Warum hingegen ist die Kokszeche Ewald-Hugo nicht dabei? Hierzu hört man aus DSK-Kreisen, daß der „Abrahmeffekt" bei einer Zeche kurz vor ihrer Stillegung (keine Auffahrung oder Vorrichtung und daher günstige Förderkosten) für den Konzern lukrativ ist. Außerdem blieben eingeplante Mengen dann liegen. Das Gleiche gilt aber auch für die Zeche Westfalen; die ist aber trotzdem auf der Liste der Schachtanlagen, die Kurzarbeit fahren.

All das sind Ungereimtheiten, die nur vermuten lassen, daß die aufgelaufenen Förderprobleme lohnseitig vom Arbeitsamt abgedeckt werden und über „Strebbegradigung" und Ähnliches die betriebswirtschaftlichen Ergebnisse aufgebessert werden sollen. Denn ohne Vorteile davon zu haben, hätte die DSK keine Kurzarbeit angemeldet. Zu alledem denn auch nur verständnisvolles Abnicken durch die IGBCE!!

Für uns hingegen bedeutet das alles weiteren Druck. Die Freizeitansprüche aus ’98, die massig ins Jahr ’99 geschoben wurden, müßten vorher abgebaut werden, da sonst kein Kurzarbeitergeld bezahlt wird. Das geht ins Geld und schließt persönliche Wünsche der Kumpel bei der Freizeitplanung aus. Von den durch das Arbeitsamt geforderten Mindestlohneinbußen von 10 Prozent war schon die Rede.

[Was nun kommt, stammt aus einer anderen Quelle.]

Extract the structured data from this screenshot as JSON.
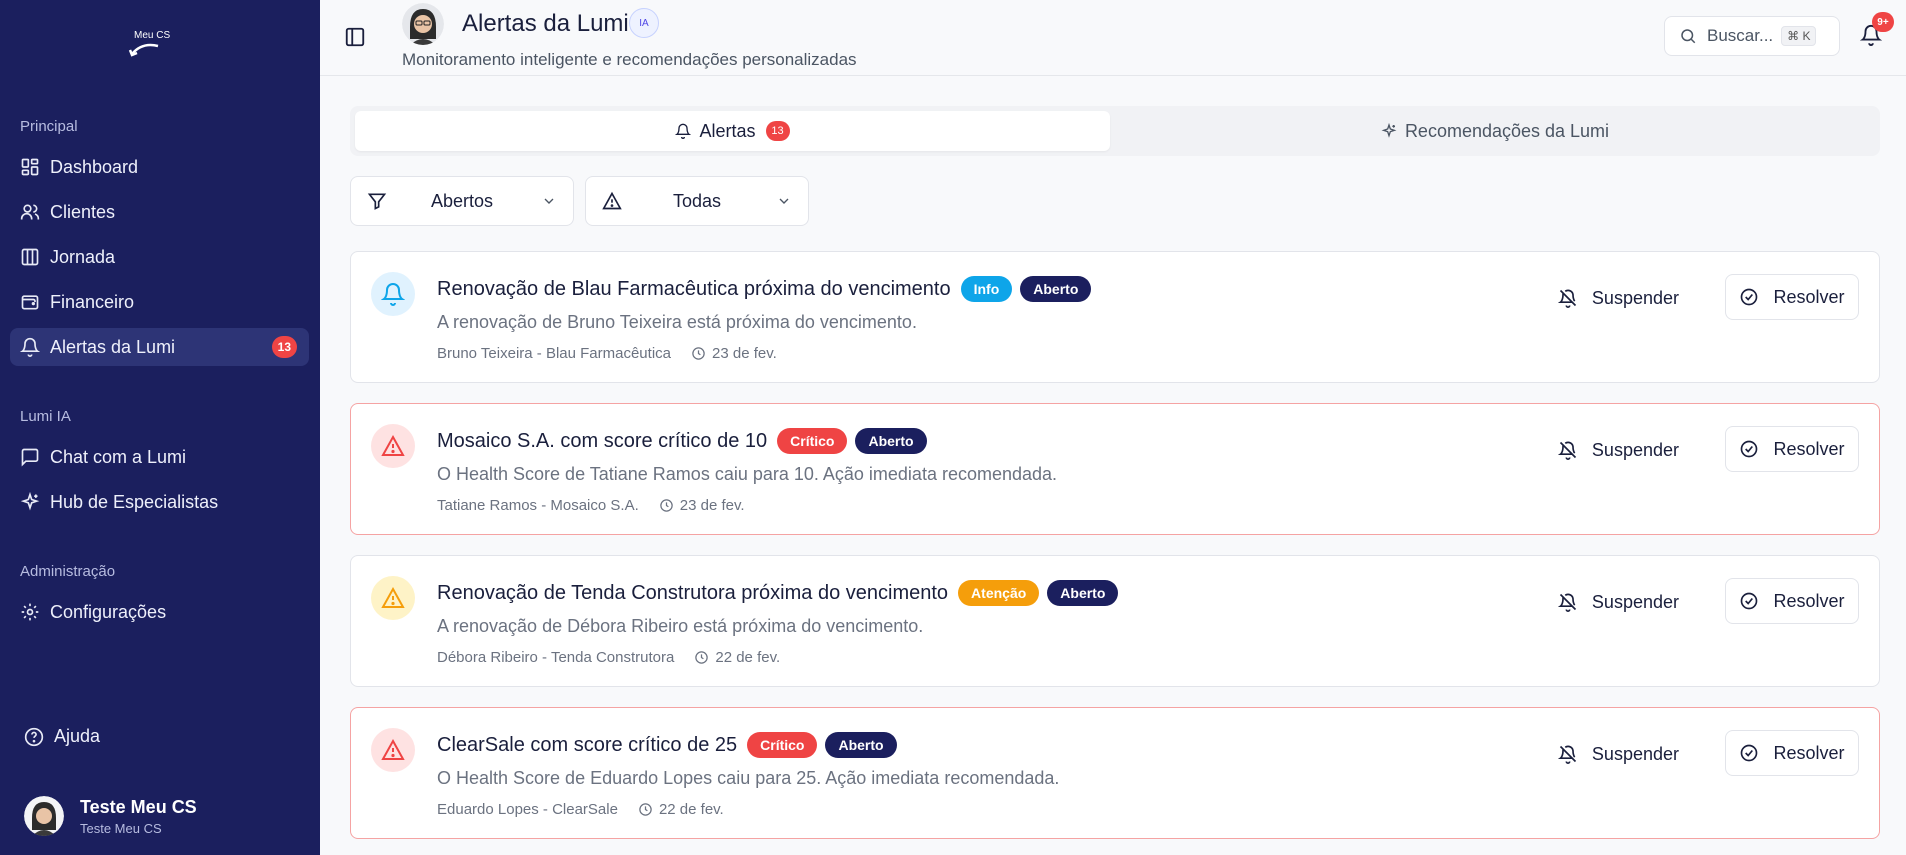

Außerdem ruht die ganze Last der Mehrarbeit dann auf wenigen Schultern. Und aus Erfahrung wissen wir doch alle von Förderung auf Feierschichten. Wenn angesichts alldessen dann noch die Gerüchte sich verdichten, daß erstmalig vom Weihnachtsgeld zusätzlich Freischichten eingekauft werden sollen, dann kann man nur vermuten, daß dem Kumpel die Arbeit madig gemacht werden soll. Den Schuldigen indes soll der Kumpel überall ausmachen, bloß nicht im Unternehmensinteresse der RAG.